[Python-Dev] PEP 263 -- Python Source Code Encoding (original) (raw)

M.-A. Lemburg mal@lemburg.com
Wed, 27 Feb 2002 11:07:15 +0100


Tim Peters wrote:

[M.-A. Lemburg] > Jack had the same question. The simple answer is: we need this > in order to maintain backward compatibility when we move to > phase two of the implementation. > > Here's the longer one: > > ASCII is the standard encoding for Python keywords and identifiers. > There is no standard source code encoding for string literals. But there is: Python uses the 7-bit ASCII character set for program text and string literals. 8-bit characters may be used in string literals and comments but their interpretation is platform dependent; the proper way to insert 8-bit characters in string literals is by using octal or hexadecimal escape sequences. The Ref Man has said "7-bit ASCII" for both "program text and string literals" for a long time. The formal grammar in the Ref Man agrees with this (including the formal grammar for Unicode literals). It's an historical accident that the tokenizer happened to use C isalpha() to "enforce" this for identifiers, and that C isalpha() happened to grow locale-dependence while Guido was too drunk with power to notice .

It's a fact of life that users don't read reference manuals, but simply write programs and feel good if they happen to work :-)

As a result, programs have used string literals in many different encodings for a long time. Changing this situation will take time. The proposal aims at clarifying the situation and to make the transition less painful.

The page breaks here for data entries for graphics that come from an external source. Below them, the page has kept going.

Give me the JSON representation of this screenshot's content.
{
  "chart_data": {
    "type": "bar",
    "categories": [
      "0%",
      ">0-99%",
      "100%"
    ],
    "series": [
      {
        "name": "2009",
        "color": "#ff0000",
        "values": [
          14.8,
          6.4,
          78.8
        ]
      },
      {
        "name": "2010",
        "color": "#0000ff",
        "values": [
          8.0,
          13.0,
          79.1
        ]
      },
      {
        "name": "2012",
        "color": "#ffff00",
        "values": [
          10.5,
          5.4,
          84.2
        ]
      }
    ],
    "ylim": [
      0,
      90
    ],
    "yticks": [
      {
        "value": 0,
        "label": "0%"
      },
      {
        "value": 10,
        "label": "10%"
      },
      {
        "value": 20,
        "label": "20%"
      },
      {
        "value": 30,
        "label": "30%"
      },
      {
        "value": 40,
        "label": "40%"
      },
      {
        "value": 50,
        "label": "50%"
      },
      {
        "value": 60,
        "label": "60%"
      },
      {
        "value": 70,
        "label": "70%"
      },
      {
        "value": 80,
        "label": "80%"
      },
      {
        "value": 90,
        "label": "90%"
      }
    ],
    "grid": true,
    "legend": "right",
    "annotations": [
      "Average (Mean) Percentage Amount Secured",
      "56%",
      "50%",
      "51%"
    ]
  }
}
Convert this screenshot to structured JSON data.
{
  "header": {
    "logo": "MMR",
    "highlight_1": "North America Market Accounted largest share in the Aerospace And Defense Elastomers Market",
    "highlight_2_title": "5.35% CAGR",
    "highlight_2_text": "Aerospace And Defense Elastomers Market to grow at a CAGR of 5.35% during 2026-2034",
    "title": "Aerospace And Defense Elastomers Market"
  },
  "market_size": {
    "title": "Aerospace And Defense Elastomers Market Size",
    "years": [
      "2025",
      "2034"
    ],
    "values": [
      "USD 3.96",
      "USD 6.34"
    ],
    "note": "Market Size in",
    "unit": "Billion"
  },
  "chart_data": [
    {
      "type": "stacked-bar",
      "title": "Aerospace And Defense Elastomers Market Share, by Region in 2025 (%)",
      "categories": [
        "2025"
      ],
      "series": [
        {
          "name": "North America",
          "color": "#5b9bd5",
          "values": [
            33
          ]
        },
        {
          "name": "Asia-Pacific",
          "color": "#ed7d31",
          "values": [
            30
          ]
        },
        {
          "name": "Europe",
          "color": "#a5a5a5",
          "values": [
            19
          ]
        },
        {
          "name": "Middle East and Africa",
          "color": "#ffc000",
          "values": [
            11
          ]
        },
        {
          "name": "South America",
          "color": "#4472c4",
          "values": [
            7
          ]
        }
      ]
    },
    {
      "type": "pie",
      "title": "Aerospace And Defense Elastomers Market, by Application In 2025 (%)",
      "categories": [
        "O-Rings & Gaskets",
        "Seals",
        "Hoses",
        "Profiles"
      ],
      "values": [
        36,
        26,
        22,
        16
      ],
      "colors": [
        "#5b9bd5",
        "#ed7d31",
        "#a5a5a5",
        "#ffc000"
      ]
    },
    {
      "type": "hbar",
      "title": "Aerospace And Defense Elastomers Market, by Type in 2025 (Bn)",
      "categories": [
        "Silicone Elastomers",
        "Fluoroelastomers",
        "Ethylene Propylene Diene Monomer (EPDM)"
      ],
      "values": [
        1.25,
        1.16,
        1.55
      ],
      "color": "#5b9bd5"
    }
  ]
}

> Unicode literals are interpreted using 'unicode-escape' which > is an enhanced Latin-1 with escape semantics.

I'm sure they do "act like" Latin-1 on your box, and that identifiers also act like Latin-1 was in effect on your box. But the Ref Man explicitly says all that is platform dependent; there's no "backward compatibility" to preserve here beyond 7-bit ASCII unless you want to preserve that Python always rely on what C isalpha() says.

You tell that to the Russians, Japanese or the Europeans writing Python programs -- it just happens that comments and literals are bound to end up using local encodings.

Anyway, with the PEP implemented we'll no longer have to restrict ourselves to 7-bit US-ASCII, so all these problems will go away.